4. Organizzatore. L’organizzazione delle gare è affidata alle Associazioni Sportive italiane, in

regola con l’affiliazione UISP, che ne facciano richiesta alla Commissione Minimoto. La

richiesta deve pervenire nei tempi stabiliti per l’accettazione e l’inserimento a Calendario.

L’Organizzatore deve:

a. ottenere il permesso di organizzazione (nulla-osta) dal proprio Comitato Regionale;

b. predisporre il Programma di Gara e darne diffusione almeno 15 giorni prima della gara;

c. ottenere l’Autorizzazione Comunale;

d. avere o richiedere il Direttore di Gara

e. richiedere il supporto di un Responsabile di Lega (Giudice di Gara) per le verifiche

sportive e tecniche.

f. ottenere copertura assicurativa RC Gare

g. predisporre adeguato servizio sanitario (medico e ambulanza)

h. predisporre adeguato servizio cronometraggio

i. avere segnalatori in numero adeguato alla pista, muniti delle relative bandiere di

segnalazione tesserati UISP avere aiutanti in numero adeguato alla pista, debitamente istruiti

alla loro mansione che consiste nello sgomberare la pista da minimoto cadute o in avaria, e

dai detriti. Essi non possono intervenire sugli Atleti, salvo che aiutare i piccoli a riavviare la

minimoto. I coadiuvanti devono essere tesserati UISP.

k.

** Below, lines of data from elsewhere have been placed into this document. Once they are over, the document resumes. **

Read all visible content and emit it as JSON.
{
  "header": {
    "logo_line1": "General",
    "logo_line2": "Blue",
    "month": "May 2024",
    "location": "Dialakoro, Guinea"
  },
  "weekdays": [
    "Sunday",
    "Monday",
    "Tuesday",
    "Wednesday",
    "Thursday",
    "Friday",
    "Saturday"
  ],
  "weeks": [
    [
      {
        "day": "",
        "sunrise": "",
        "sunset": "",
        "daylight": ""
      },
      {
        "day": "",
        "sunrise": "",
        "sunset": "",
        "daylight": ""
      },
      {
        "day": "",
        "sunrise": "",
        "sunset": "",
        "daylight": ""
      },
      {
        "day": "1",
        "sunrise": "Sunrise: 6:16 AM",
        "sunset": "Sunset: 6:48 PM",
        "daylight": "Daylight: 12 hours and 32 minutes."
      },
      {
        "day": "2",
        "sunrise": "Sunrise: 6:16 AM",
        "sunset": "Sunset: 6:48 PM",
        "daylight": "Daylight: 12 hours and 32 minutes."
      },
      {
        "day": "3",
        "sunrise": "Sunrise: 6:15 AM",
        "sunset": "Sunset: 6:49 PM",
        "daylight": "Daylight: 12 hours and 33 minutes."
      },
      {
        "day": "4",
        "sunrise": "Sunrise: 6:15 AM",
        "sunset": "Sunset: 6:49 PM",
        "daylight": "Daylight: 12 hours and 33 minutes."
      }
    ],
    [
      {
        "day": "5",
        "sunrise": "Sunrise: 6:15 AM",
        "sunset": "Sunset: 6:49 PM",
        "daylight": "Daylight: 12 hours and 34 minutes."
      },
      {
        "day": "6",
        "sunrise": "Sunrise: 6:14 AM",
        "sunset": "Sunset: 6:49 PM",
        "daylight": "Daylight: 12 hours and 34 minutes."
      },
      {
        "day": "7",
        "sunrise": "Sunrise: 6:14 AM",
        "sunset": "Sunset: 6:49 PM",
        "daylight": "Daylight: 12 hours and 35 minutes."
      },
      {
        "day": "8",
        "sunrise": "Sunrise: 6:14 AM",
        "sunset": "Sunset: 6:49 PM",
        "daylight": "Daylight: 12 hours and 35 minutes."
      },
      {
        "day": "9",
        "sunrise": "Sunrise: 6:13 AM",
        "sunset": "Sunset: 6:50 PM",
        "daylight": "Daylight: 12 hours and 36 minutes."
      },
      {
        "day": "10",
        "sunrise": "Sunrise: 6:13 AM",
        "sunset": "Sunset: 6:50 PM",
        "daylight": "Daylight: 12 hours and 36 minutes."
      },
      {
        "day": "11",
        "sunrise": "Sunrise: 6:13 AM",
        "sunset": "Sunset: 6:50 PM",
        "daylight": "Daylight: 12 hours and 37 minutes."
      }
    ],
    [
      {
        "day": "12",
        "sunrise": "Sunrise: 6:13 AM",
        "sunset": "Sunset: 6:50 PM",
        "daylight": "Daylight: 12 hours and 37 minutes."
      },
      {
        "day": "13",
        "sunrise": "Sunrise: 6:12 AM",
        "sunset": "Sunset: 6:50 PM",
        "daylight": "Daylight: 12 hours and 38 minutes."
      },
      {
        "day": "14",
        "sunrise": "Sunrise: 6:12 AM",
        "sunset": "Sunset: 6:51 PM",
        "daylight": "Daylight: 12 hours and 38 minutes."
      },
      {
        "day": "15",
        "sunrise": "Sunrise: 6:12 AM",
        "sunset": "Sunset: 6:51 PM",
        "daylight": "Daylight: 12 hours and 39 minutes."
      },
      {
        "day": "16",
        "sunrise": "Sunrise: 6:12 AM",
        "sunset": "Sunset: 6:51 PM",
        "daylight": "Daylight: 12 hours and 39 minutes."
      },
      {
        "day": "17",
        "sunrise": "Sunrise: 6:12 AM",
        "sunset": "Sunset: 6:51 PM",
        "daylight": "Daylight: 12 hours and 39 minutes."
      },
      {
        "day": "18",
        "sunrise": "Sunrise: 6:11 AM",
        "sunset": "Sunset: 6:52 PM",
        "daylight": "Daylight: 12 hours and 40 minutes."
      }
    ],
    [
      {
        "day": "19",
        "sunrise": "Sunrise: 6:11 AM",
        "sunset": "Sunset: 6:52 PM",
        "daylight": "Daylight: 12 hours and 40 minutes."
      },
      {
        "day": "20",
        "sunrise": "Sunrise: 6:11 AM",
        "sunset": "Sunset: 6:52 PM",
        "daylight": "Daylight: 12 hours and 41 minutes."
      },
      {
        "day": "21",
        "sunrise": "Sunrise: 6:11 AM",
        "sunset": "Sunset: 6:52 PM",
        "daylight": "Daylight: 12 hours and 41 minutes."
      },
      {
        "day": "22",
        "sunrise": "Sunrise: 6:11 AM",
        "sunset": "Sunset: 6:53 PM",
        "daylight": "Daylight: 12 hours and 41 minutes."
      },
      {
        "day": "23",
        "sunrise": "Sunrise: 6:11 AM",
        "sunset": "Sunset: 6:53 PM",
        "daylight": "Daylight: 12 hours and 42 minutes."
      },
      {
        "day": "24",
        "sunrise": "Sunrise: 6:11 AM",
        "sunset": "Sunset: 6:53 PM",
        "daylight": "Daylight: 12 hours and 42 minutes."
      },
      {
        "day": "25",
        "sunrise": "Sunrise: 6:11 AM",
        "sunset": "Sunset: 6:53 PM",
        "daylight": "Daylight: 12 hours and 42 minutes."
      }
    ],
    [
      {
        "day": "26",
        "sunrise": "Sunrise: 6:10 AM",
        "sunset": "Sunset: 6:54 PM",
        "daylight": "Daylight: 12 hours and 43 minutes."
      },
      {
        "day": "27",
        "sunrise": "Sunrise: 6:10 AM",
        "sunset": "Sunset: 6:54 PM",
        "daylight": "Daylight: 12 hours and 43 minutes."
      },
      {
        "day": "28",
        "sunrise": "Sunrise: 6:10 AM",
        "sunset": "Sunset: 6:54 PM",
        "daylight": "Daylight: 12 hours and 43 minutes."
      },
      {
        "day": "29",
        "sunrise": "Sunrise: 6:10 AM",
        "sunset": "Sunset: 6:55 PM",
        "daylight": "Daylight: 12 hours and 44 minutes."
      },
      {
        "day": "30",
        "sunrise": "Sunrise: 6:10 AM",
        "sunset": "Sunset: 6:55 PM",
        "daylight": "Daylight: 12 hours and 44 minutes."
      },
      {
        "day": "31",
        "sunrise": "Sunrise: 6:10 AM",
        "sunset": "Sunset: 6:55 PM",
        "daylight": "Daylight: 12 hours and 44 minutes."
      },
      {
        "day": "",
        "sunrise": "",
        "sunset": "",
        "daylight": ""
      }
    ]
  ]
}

Predisporre area per il Direttore di Gara, con tutte le bandiere,

lavagna per segnalare numero di gara in caso di bandiera nera e altro, contagiri.

l. predisporre il Parco Chiuso

m. disporre personale addetto ai cancelli e al Parco Chiuso

n. predisporre servizio di segreteria e bacheca, dove all’inizio della manifestazione

devono essere esposte le documentazioni di cui ai precedenti punti a – b – c

o. predisporre zona premiazione

5. Comunicazioni. Tutte le notizie ufficiali riguardanti il Trofeo Minimoto Toscana sono

disponibili al sito www.motouisptoscana.com

6. Svolgimento delle gare. Le gare si disputano in unica giornata con prove di qualificazione

e gara di velocità. In generale ciascuna gara è limitata ad una sola Classe; tuttavia, qualora

non venga raggiunto il numero minimo di piloti partenti, una Classe si può accorpare ad

altra compatibile, con estrapolazione di classifiche finali separate. Rimane comunque a

discrezione del Direttore di Gara stabilire gli accorpamenti.

7. Modalità di ammissione. Sono ammessi atleti di ogni nazionalità con Licenza Conduttore

Minimoto rilasciata da un Motoclub UISP Toscana ( che prenderanno punti per il Trofeo)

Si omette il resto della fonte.